International Finance
Economy

New coalition to tackle multi-billion dollar risks of Fourth Industrial Revolution

Technological innovations will burden of hundreds of billions of dollars of uninsured risk on societies, warn some of the world’s largest insurers, reinsurers and brokers

To avoid catastrophic levels of uninsured risk in the innovation economy, the insurance industry is joining forces with technology companies and governments in a World Economic Forum-led initiative, Mitigating Risks in the Innovation Economy.

In a joint report launched yesterday, the working group lays out the risks and goals, including:

· Closing the gap in existing governance frameworks to manage risks from innovations

· Determining the liabilities, roles and responsibilities involved with these risks

· Setting up a data-sharing mechanism to manage the risks

“No one currently knows the magnitude of the risk exposure of society to new, uninsured technologies,” said Victoria Shirazi, Project Lead of the Mitigating Risks in the Innovation Economy project at the World Economic Forum. “A technology failure that was once both small and contained can cascade into potentially catastrophic losses. This initiative will help societies prevent, respond to and recover from these new risks.”

The insurers point to potential risk scenarios of emerging risks with vastly varying estimated costs:

· A cyber-attack on the US Northeast electrical grid could result in economic losses as high as $222 billion

· A disruption of the cloud could result in economic losses ranging from $15.6 billion to $121.4 billion

· A compromised software upgrade for globally interconnected systems could put between $4.5 trillion and $15 trillion of global GDP at risk over five years due to losses to global GDP output

The majority of these and other innovation-related risks are uninsured: the insurance gap is as high as 83% in a cloud service disruption scenario and 93% for a mass vulnerability setting. Other risks are yet unknown.

“As technologies emerge on their own, the risks are becoming so big and complex that businesses and governments will not be able to handle them, said Inga Beale, Chief Executive Officer of Lloyd’s, and a backer of the initiative. “With this initiative, we want to address that.”

Among the participants in the initiative are some of the world’s largest insurers and insurance brokers, including Allianz, Lloyd’s, Marsh & McLennan, Sompo Holdings, Swiss Re, Willis Towers Watson, XL Catlin and Zurich Insurance Group; technology companies such as Cisco, Hitachi, IBM and Siemens; and senior officials from the European Commission, India, Japan, Netherlands, Singapore, Switzerland, United Kingdom and the United States.

Consumers face two stark realities that the group needs to resolve, said Matthew Leonard, Partner at Oliver Wyman, and member of the initiative: “First, people do not fully understand the risks they are running; and second, those who seek to mitigate their risk with insurance are faced with a decided lack of choice and/or affordability.”
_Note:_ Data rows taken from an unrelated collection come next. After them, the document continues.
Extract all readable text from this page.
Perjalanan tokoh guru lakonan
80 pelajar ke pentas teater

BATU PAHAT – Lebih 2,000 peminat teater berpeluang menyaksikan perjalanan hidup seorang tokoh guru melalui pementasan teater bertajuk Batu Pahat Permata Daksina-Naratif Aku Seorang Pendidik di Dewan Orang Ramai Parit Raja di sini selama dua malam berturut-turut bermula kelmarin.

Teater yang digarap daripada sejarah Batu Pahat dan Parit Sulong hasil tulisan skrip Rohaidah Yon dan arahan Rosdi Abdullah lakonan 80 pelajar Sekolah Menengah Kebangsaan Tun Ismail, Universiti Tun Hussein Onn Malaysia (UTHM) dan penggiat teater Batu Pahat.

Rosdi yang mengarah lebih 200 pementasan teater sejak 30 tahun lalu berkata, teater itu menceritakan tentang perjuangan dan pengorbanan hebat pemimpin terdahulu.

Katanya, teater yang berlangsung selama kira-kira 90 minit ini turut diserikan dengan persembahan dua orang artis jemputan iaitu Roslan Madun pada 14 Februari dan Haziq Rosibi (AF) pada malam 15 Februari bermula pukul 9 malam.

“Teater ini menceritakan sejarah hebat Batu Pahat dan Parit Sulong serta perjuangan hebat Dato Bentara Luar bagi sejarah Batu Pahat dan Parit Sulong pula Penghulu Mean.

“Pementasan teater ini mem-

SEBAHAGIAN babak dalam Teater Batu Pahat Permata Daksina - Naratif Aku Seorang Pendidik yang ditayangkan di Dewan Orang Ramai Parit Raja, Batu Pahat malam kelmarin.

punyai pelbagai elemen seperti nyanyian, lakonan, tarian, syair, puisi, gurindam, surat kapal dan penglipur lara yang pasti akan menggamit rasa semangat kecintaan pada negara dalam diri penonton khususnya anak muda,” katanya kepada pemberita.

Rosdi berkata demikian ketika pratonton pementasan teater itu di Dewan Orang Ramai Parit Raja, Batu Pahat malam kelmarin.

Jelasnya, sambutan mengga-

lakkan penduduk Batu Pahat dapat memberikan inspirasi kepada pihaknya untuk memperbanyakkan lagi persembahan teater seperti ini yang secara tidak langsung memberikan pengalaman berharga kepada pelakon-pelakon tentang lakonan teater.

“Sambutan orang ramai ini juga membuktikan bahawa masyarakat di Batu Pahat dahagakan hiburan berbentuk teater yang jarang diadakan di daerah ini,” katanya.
The members of this initiative have committed to further multistakeholder actions to be developed and piloted in 2018, starting at the World Economic Forum Annual Meeting in January. The report and joint initiative were prepared by the Forum in collaboration with Oliver Wyman. Throughout the process, the insurance industry will also explore how it can best fulfil its new capacities, such as risk advisory and analytics.